As a quick reminder from previous posts, we can define the surprise in an occurrence of an event E with probability P(E) as:
Sur(P(E)) = log(1/P) = – log(P).
I’ve discussed why this definition makes sense here. Now, with this definition, we can talk about expected surprise; in general, the surprise that somebody with distribution Q would expect somebody with distribution P to have is:
EQ[Sur(P)] = ∫ – Q log(P) dE
This integral is taken over all possible events. A special case of it is entropy, which is somebody’s own expected surprise. This corresponds to the intuitive notion of uncertainty:
Entropy = EP[Sur(P)] = ∫ – P log(P) dE
The actual average surprise for somebody with distribution P is:
Actual average surprise = ∫ – Ptrue log(P) dE
Here we are using the idea of a true probability distribution, which corresponds to the distribution over possible events that best describes the frequencies of each event. And finally, the “gap” in average surprise between P and Q is:
∫ Ptrue log(P/Q) dE
Gibbs’ inequality says the following:
For any two different probability distributions P and Q:
EP[Sur(P)] < EP[Sur(Q)]
This means that out of all possible ways of distributing your credences, you should always expect that your own distribution is the least surprising.
In other words, you should always expect to be less surprised than everybody else.
This is really unintuitive, and I’m not sure how to make sense of it. Say that you think that a coin will either land heads or tails, with probability 50% for each. In addition, you are with somebody (who we’ll call A) that you know has perfect information about how the coin will land.
Does it make sense to say that you expect them to be more surprised about the result of the coin flip than you will be? This seems hardly intuitive. One potential way out of this is that the statement “A knows exactly how the coin will land” has not actually been included in your probability distribution, so it isn’t fair to stipulate that you know this. One way to try to add in this information is to model their knowledge by something like “There’s a 50% chance that A’s distribution is 100% H, and a 50% chance that it is 100% T.”

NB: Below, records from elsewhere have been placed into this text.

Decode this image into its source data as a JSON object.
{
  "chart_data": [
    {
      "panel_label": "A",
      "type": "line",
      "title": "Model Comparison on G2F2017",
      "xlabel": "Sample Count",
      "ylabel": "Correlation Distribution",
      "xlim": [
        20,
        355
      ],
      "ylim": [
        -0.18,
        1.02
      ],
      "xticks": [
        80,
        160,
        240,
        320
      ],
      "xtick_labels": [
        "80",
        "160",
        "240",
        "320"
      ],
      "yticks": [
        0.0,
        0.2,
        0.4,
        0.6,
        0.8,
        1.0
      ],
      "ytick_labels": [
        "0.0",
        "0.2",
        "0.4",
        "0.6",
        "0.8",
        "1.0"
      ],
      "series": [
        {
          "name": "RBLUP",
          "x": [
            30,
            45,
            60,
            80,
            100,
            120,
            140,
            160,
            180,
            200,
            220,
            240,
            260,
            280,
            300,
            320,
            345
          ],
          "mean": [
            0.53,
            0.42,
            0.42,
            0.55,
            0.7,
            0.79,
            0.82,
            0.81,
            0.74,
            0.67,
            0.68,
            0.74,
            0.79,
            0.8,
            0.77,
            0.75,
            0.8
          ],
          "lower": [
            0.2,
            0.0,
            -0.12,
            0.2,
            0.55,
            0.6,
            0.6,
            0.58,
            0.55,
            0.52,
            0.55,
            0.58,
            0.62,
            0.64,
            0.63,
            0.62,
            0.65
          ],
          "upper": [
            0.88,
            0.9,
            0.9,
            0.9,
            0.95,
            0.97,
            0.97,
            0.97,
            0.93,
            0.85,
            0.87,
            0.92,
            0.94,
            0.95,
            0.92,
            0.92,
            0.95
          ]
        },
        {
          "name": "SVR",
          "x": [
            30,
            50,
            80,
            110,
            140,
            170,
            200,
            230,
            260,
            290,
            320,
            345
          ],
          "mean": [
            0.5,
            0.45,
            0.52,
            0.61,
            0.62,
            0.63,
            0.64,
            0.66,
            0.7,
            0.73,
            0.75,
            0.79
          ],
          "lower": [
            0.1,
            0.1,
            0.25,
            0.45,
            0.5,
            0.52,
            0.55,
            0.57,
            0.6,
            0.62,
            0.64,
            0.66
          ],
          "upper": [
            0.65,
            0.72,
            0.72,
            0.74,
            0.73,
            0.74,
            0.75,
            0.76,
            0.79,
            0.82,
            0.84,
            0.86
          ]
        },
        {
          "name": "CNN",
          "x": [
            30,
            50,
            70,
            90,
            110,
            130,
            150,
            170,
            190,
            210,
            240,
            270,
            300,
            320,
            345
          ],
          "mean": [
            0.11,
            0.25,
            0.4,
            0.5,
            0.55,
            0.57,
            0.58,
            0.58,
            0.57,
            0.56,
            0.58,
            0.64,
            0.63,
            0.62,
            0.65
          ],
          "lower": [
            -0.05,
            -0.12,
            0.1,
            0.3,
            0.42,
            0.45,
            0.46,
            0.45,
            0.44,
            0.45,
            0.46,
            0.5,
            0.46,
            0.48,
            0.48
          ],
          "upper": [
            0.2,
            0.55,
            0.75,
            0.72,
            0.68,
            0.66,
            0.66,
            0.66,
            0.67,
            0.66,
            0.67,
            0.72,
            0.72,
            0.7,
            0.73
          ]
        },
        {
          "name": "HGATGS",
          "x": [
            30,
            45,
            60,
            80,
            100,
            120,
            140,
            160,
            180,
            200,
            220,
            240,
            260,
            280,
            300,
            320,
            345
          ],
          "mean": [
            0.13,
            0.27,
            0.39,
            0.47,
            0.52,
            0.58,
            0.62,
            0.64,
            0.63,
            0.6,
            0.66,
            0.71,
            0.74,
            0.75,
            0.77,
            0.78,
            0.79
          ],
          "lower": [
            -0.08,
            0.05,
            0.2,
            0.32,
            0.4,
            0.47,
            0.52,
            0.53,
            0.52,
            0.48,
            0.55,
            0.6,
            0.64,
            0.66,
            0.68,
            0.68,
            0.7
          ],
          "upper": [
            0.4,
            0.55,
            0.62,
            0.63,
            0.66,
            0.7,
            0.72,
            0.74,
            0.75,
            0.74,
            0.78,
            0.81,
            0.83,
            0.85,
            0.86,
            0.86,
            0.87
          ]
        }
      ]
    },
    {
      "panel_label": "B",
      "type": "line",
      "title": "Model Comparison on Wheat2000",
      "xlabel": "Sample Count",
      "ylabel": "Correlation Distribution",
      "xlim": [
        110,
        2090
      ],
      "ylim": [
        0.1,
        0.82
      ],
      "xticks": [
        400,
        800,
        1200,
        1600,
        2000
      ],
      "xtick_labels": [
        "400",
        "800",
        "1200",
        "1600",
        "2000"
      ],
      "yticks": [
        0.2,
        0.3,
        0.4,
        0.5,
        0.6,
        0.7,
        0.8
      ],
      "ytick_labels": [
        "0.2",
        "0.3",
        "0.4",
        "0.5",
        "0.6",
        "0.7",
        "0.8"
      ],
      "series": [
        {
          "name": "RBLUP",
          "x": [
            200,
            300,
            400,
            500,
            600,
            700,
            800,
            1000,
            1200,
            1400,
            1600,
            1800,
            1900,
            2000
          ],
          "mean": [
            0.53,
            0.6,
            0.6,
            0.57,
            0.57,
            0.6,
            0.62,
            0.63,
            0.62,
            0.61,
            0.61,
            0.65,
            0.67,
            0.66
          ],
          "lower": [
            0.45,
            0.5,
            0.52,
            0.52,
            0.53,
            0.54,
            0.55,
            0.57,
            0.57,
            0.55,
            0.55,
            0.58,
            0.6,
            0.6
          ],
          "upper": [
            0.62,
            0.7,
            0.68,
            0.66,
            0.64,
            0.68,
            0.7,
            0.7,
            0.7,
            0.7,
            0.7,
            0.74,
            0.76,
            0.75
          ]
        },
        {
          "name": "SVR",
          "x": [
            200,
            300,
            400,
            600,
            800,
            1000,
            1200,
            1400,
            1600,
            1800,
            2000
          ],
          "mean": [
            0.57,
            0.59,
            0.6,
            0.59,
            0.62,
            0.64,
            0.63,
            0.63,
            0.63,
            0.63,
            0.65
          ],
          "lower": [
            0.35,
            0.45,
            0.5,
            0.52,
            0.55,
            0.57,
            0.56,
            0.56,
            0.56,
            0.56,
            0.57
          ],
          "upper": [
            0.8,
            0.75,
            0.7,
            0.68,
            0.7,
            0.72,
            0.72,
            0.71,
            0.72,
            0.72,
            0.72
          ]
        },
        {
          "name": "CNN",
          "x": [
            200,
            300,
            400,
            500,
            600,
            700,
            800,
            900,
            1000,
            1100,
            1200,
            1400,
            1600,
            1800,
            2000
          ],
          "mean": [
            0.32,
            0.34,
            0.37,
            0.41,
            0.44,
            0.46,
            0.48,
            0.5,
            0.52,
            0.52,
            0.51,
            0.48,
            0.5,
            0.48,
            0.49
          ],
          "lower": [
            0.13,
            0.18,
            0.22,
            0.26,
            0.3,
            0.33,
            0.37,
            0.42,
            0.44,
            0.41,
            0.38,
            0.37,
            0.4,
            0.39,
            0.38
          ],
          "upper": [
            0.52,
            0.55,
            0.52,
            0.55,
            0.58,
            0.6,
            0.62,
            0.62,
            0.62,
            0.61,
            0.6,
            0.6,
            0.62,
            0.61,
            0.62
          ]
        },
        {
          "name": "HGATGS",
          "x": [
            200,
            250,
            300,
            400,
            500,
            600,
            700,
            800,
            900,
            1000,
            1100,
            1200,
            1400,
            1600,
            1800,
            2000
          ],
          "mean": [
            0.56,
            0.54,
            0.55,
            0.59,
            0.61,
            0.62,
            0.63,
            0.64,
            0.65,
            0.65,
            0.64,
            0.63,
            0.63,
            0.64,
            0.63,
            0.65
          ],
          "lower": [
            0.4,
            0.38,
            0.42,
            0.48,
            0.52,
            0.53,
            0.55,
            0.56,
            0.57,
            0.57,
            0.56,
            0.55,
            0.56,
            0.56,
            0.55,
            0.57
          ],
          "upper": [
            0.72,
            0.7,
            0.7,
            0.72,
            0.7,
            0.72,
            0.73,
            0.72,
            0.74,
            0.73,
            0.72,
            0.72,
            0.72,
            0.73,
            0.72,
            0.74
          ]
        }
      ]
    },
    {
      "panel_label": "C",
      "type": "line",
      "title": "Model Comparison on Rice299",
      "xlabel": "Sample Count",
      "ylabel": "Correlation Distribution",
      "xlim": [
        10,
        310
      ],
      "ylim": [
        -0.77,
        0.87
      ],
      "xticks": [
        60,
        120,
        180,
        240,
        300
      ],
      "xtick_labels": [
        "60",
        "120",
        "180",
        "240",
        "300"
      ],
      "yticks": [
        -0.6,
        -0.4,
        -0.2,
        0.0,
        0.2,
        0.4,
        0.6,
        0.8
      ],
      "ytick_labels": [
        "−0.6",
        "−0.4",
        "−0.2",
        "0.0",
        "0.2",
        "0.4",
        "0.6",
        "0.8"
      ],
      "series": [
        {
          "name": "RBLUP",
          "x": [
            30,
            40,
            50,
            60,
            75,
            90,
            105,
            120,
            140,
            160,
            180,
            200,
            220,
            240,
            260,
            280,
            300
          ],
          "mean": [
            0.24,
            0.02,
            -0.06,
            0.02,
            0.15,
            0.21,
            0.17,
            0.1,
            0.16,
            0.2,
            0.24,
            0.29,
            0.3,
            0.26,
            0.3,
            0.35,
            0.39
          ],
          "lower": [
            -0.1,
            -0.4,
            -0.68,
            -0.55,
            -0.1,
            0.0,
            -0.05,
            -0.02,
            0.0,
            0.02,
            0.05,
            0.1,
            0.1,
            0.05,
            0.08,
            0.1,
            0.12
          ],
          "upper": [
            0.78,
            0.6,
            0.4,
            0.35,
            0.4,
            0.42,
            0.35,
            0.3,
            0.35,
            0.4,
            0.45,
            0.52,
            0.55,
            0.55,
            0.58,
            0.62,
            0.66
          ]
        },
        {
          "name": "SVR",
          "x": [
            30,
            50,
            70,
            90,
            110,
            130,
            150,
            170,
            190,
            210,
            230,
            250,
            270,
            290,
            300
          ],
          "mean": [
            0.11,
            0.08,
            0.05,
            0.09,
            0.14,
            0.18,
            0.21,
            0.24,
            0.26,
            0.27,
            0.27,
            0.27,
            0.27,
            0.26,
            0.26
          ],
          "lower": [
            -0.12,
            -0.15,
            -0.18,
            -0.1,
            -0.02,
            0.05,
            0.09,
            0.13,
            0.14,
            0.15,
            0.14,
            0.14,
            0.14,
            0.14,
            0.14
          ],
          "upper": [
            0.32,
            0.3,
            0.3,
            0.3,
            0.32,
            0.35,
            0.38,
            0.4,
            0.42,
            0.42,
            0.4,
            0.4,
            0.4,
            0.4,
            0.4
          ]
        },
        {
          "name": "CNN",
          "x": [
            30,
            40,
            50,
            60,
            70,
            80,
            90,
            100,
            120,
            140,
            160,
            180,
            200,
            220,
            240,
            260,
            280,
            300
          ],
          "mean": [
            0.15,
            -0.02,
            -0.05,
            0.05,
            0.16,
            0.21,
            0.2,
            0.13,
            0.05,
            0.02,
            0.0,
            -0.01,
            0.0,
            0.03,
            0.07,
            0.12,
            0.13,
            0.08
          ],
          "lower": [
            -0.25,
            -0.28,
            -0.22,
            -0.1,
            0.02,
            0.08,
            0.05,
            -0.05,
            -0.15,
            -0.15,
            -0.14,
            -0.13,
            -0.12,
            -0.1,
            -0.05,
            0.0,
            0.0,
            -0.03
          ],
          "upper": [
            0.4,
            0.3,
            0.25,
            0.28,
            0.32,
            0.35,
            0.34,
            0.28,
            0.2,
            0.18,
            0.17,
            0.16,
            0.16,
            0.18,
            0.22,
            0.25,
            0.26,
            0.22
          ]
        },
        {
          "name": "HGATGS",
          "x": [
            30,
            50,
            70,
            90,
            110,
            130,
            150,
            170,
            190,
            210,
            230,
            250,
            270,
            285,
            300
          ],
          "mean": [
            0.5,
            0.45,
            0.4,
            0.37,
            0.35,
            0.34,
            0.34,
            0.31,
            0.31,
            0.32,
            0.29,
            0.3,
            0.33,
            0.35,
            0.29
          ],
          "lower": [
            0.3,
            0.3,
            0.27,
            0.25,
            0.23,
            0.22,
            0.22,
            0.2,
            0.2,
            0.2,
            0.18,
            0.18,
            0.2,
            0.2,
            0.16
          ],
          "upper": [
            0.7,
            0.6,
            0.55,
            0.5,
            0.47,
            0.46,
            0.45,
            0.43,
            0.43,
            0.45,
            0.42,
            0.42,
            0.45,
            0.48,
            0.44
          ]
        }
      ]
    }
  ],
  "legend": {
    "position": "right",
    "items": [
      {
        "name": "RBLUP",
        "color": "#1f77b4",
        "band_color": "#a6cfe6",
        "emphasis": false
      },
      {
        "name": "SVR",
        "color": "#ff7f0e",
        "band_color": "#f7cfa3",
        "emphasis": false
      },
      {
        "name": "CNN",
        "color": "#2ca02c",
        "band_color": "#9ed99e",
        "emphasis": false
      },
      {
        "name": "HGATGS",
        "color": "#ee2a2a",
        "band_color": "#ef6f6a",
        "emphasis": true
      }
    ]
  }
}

The problem is that when you average over these distributions, you get a new distribution that is identical to your own. This is clearly not capturing the state of knowledge in question.
Another possibility is that we should not be thinking about the expected surprise of people, but solely of distributions. In other words, Gibb’s inequality tells us that you will expect a higher average surprise for any distribution that you are handed, than for your own distribution. This can only be translated into statements about people‘s average surprise when their knowledge can be directly translated into a distribution.